In October 1937, a TTT was issued for a new wheeled-tracked tank with three pairs of driving wheels, a frontal armor thickness of 25 mm, a 45 mm or 76,2 mm cannon and a diesel engine.
The development of the new tank was based on the concept of Firsov, which was further developed by Morozov and Tarshinov. The wave of arrests that swept through the plant in November-December 1937 disorganized the work on the new tank, Dick was accused of disrupting the work, who was arrested in April 1938 and sentenced to ten years, this ended his career.
Koshkin completes the development of the tank
Further it is not entirely clear how Koshkin in those conditions creates a KB-24 and continues work on a new tank. At least in mid-March 1938, at a meeting of the board of the Armored Command and at the end of March at a meeting of the Defense Committee, the design of the wheeled and tracked tank was presented by Koshkin and Morozov.
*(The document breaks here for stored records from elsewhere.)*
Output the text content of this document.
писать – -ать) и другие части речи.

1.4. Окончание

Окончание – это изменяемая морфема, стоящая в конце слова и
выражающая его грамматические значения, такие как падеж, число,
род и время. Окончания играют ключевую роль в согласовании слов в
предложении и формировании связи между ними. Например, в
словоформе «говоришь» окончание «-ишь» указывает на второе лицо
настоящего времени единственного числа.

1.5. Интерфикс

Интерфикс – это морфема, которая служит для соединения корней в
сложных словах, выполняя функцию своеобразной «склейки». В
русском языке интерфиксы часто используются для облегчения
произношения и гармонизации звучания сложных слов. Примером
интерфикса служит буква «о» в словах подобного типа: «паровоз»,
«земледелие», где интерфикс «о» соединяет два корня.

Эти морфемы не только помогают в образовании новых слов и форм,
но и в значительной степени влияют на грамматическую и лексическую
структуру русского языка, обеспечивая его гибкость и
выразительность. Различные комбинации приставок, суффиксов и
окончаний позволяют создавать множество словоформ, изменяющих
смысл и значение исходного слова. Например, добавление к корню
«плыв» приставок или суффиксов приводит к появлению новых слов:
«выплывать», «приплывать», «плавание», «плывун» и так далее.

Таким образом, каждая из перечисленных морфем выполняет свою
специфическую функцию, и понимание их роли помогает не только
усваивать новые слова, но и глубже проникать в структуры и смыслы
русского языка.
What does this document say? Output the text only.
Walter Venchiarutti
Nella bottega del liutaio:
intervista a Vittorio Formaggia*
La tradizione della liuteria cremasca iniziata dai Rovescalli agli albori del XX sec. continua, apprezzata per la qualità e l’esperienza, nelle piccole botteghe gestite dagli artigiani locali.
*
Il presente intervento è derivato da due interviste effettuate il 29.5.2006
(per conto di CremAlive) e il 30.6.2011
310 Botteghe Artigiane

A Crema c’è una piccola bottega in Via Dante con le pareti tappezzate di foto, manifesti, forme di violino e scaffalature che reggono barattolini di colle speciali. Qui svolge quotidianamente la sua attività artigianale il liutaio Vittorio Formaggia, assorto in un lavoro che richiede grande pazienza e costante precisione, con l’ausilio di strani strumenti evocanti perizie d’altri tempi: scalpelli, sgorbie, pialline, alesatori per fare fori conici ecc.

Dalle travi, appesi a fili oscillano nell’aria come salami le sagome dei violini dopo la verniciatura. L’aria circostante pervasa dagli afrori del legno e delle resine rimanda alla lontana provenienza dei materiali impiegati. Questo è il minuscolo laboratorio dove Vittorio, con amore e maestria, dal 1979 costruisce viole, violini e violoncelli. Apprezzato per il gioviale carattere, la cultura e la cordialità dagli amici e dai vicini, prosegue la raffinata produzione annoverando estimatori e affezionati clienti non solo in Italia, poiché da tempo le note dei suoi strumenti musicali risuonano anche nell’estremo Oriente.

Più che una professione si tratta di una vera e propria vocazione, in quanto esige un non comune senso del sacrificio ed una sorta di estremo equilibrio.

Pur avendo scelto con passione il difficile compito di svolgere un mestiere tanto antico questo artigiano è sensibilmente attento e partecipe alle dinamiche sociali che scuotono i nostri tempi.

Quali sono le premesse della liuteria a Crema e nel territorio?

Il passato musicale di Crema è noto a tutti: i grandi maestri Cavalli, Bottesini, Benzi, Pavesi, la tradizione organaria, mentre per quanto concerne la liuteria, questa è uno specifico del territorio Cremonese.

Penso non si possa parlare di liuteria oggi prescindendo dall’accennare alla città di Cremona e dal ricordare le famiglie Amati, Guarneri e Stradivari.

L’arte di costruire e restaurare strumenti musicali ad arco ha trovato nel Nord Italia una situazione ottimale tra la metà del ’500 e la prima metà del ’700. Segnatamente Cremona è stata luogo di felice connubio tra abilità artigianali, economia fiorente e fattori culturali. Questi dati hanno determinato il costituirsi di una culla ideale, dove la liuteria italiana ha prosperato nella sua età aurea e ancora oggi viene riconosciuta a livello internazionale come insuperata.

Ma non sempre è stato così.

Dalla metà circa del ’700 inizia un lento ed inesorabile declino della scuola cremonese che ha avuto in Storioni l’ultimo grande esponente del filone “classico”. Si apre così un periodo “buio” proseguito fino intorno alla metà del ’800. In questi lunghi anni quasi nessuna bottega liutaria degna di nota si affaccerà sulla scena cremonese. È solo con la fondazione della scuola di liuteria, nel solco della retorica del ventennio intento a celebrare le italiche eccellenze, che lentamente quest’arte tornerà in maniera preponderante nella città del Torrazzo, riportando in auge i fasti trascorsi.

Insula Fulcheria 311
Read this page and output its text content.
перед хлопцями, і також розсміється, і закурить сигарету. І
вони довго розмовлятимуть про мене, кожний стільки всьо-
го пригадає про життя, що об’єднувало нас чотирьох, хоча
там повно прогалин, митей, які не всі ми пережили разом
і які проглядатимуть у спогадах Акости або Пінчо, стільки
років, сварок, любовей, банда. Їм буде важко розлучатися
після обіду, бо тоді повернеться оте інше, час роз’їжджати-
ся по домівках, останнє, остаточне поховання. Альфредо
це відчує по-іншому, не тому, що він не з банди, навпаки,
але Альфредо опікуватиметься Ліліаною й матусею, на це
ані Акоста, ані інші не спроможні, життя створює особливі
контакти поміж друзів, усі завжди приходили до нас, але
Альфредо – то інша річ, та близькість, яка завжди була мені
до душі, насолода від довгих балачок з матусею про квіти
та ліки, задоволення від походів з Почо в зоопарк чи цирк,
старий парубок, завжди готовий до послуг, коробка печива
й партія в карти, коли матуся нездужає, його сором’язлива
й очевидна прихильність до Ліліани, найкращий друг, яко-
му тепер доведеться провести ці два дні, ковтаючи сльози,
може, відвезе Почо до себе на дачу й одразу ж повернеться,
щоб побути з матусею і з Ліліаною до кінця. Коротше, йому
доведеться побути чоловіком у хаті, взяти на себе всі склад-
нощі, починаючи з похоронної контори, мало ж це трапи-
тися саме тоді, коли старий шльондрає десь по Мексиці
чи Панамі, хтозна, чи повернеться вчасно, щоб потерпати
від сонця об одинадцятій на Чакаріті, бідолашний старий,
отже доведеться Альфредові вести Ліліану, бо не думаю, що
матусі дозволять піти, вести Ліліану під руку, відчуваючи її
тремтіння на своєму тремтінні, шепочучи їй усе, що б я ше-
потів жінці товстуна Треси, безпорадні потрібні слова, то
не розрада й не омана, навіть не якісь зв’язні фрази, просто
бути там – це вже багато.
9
The preliminary design of the tank was approved with comments increasing the reservation to 30 mm and installing a 76,2 mm gun. At the same time, under the direction of Koshkin, at the end of 1938, the BT-7M tank with a B2 engine was developed and put into serial production, which confirmed the possibility of using a new diesel engine on the tank.
Koshkin continued to fight for the tracked version of the tank, and in September 1938 the plant was tasked with developing two versions of the tank: the wheel-tracked A20 and the tracked A-20G (A32).
To combine efforts, all three design bureaus of the plant are combined into one KB-520 headed by Koshkin, Morozov became deputy chief designer, and Kucherenko became deputy head of the design bureau. In the shortest possible time, tank samples were made, and in June-August 1939 they were tested at the training ground in Kharkov. Both tanks passed the test, but the design of the A-32 was much simpler due to the lack of complex wheeled propulsors and had a margin of weight.
In September, when showing armored vehicles to the leadership of the Ministry of Defense, the A-20 and A32 participated, where the latter performed very effectively. According to the results of tests and shows, it was decided to stay on the tracked version of the A-32 tank, increasing its armor protection to 45 mm.
Urgent production of two A-32 tanks began at the plant. Knots and parts of the tank were carefully made and meticulously assembled, threaded joints were saturated with hot oil, and the exterior surfaces of the hull and turret were carefully finished. Experienced apparatchik Koshkin knew perfectly well that when showing tanks to the top leadership there are no trifles.
Then there was the well-known tank run from Kharkov to Moscow, the successful showing of tanks to Stalin in the Kremlin, the run back to Kharkov, Koshkin’s illness and tragic death. After the show at the highest level, the tanks were tested on the Kubinka and the Karelian Isthmus, the tank was highly appreciated by Stalin himself, he was given a ticket to life.
So, the design genius of Firsov and the organizational talents of Koshkin were able to create a machine that became the symbol of Victory in that terrible war under the conditions of the unfolding repression and misunderstanding by the military of the prospects for the development of tanks. Both of them, undoubtedly, made an enormous contribution to the creation of this machine, but to attribute all laurels only to Koshkin is unfair.
The concept of the tank and its layout was conceived by Firsov, under his leadership, the main components of the tank were developed in the design bureaus, and specialists who began to design the tank under the guidance of Firsov completed the development of the tank. The backbone of the leading designers was saved, and Koshkin in that tragic situation organized the work to complete the development of the tank and secured its adoption. The names of Firsov and Koshkin, as the main designers of the T-34, can worthily stand nearby.